The Ambassador in Poland ( Biddle ) to the Secretary of State
[Received December 9.]
Sir: With reference to the Department’s instruction No. 19 of July 19, 1937 concerning the direct shipment requirement on American goods imported into Poland, I have the honor to report that the following information in the premises has been obtained through informal discussions with the competent officials of the Polish Foreign Office and discreet inquiries in other interested circles:
- The Foreign Office definitely regards the application, with or without subsequent cancellation, by officials of the Ministry of Industry and Commerce of the direct shipment requirement on imports of American goods as in contradiction to the applicable provisions of the American-Polish Treaty of Friendship, Commerce and Consular Eights and has endeavored unsuccessfully to persuade the Ministry to abandon its practice of endorsing by a rubber stamp such a requirement on import permits covering American goods.

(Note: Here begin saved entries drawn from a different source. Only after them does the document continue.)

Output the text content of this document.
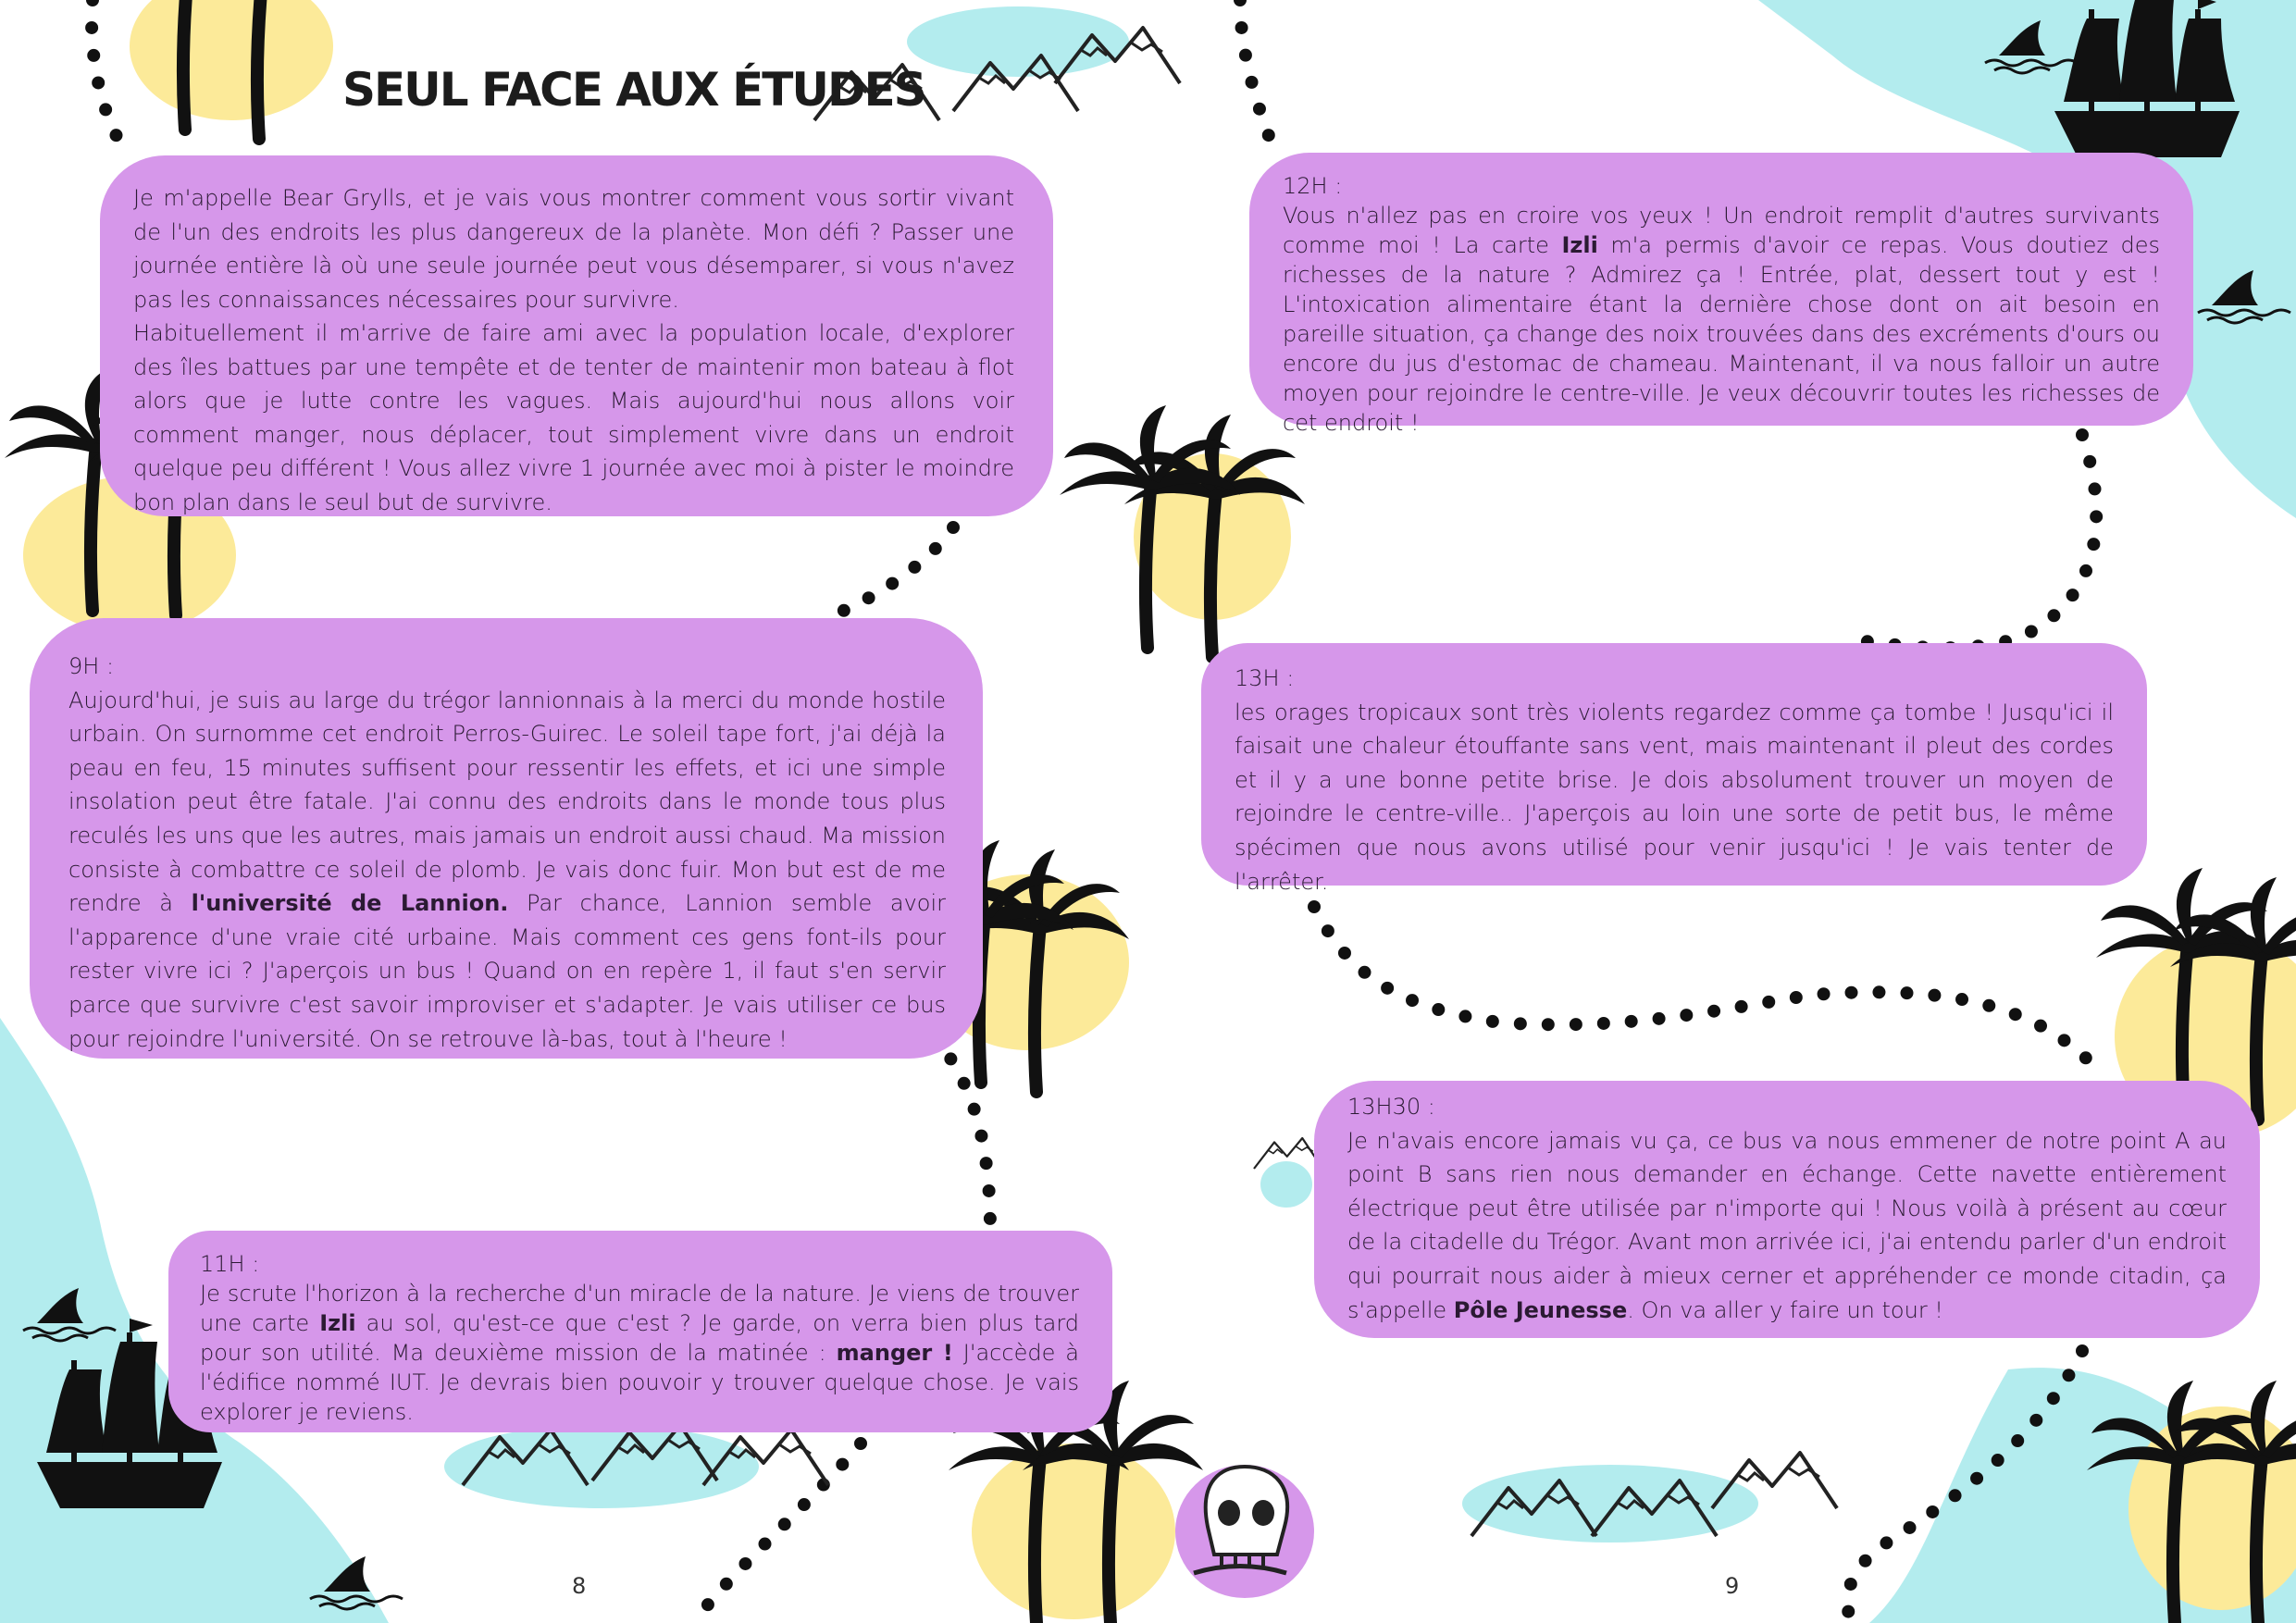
SEUL FACE AUX ÉTUDES

Je m'appelle Bear Grylls, et je vais vous montrer comment vous sortir vivant de l'un des endroits les plus dangereux de la planète. Mon défi ? Passer une journée entière là où une seule journée peut vous désemparer, si vous n'avez pas les connaissances nécessaires pour survivre.

Habituellement il m'arrive de faire ami avec la population locale, d'explorer des îles battues par une tempête et de tenter de maintenir mon bateau à flot alors que je lutte contre les vagues. Mais aujourd'hui nous allons voir comment manger, nous déplacer, tout simplement vivre dans un endroit quelque peu différent ! Vous allez vivre 1 journée avec moi à pister le moindre bon plan dans le seul but de survivre.

9H :

Aujourd'hui, je suis au large du trégor lannionnais à la merci du monde hostile urbain. On surnomme cet endroit Perros-Guirec. Le soleil tape fort, j'ai déjà la peau en feu, 15 minutes suffisent pour ressentir les effets, et ici une simple insolation peut être fatale. J'ai connu des endroits dans le monde tous plus reculés les uns que les autres, mais jamais un endroit aussi chaud. Ma mission consiste à combattre ce soleil de plomb. Je vais donc fuir. Mon but est de me rendre à l'université de Lannion. Par chance, Lannion semble avoir l'apparence d'une vraie cité urbaine. Mais comment ces gens font-ils pour rester vivre ici ? J'aperçois un bus ! Quand on en repère 1, il faut s'en servir parce que survivre c'est savoir improviser et s'adapter. Je vais utiliser ce bus pour rejoindre l'université. On se retrouve là-bas, tout à l'heure !

11H :

Je scrute l'horizon à la recherche d'un miracle de la nature. Je viens de trouver une carte Izli au sol, qu'est-ce que c'est ? Je garde, on verra bien plus tard pour son utilité. Ma deuxième mission de la matinée : manger ! J'accède à l'édifice nommé IUT. Je devrais bien pouvoir y trouver quelque chose. Je vais explorer je reviens.

12H :

Vous n'allez pas en croire vos yeux ! Un endroit remplit d'autres survivants comme moi ! La carte Izli m'a permis d'avoir ce repas. Vous doutiez des richesses de la nature ? Admirez ça ! Entrée, plat, dessert tout y est ! L'intoxication alimentaire étant la dernière chose dont on ait besoin en pareille situation, ça change des noix trouvées dans des excréments d'ours ou encore du jus d'estomac de chameau. Maintenant, il va nous falloir un autre moyen pour rejoindre le centre-ville. Je veux découvrir toutes les richesses de cet endroit !

13H :

les orages tropicaux sont très violents regardez comme ça tombe ! Jusqu'ici il faisait une chaleur étouffante sans vent, mais maintenant il pleut des cordes et il y a une bonne petite brise. Je dois absolument trouver un moyen de rejoindre le centre-ville.. J'aperçois au loin une sorte de petit bus, le même spécimen que nous avons utilisé pour venir jusqu'ici ! Je vais tenter de l'arrêter.

13H30 :

Je n'avais encore jamais vu ça, ce bus va nous emmener de notre point A au point B sans rien nous demander en échange. Cette navette entièrement électrique peut être utilisée par n'importe qui ! Nous voilà à présent au cœur de la citadelle du Trégor. Avant mon arrivée ici, j'ai entendu parler d'un endroit qui pourrait nous aider à mieux cerner et appréhender ce monde citadin, ça s'appelle Pôle Jeunesse. On va aller y faire un tour !

8	9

- The Ministry of Industry and Commerce apparently bases its refusal to accept and act upon the Foreign Office’s views in the matter on the assertion that the policy and obligations of the Ministry necessitate the endorsement of the requirement on all import permits issued covering goods of American origin. It is understood that the Ministry was compelled some time ago “by heavy pressure from two sources” to apply informally the requirement to American imports. The two sources exercising the pressure are believed to be the Gdynia America Line and the Administration of the Port of Gdynia. Officials of the Ministry also allege to the Foreign Office that the provisions of Polish clearing and payment agreements with several other countries are such as to require in the protection of Polish Foreign exchange holdings the continuation of the practice in question. No explanation of the basis of this allegation is available to the Embassy beyond the statement that the complicated arrangements contained in such agreements make it necessary for the Ministry to apply the requirement. The Ministry insists to the Foreign Office that it can not in any circumstances forego its present policy of endorsing all permits when originally issued with the requirement.
- The Ministry of Industry and Commerce, however, offers to and now follows the practice of removing the requirement from any permit issued covering American goods immediately upon the request for such action by the importer concerned. The Foreign Office was informed in October that the Ministry was “giving the necessary instructions to remove without any difficulties the requirement of direct shipment at every request of an importer of goods from the United States.” The Foreign Office and the Ministry of Industry and Commerce, while not in agreement with regard to the validity of the application in the first instance of the requirement, are of the opinion that the present practice avoids any real hardship or delay on American trade. In other words, if the question of the treaty provision is not raised formally, the present practice which the Ministry of Industry and Commerce insists to the Foreign Office is the only concession that it is in a position to make, would apparently operate to remove any burden or hardship that might be worked on American trade by the application of the requirement.
The Embassy has observed in two cases which came up during the course of the discussions that the requirement was removed upon the request of the importer. Both of these cases concerned the importation of sulphur from the United States. The Foreign Office, in connection with the practice now followed by the Ministry of Industry and Commerce, is now taking up strongly with that Ministry any case brought to its attention in which delay or difficulty is experienced in bringing about the cancellation of the requirement.
After a careful examination of the present situation, particularly with reference to the best interests of American export trade with Poland, I am of the opinion that the present practice of the Ministry of Industry and Commerce with respect to the cancellation of the direct shipment requirement should, from the American point of view, be given a trial for a sufficient period of time to determine whether American trade can, without suffering any hardship or delay, be carried on thereunder with Poland. The Embassy will continue to observe closely the operation of the practice and will inform the Department promptly of any changes in the situation as reported herein. It will, of course, endeavor to facilitate in every appropriate manner efforts of importers to obtain permits allowing them to import American goods by indirect as well as direct shipment. In the meantime, the Department should, in my opinion, give further consideration to this matter in connection with any conversations which may take place with respect to general matters affecting American-Polish trade.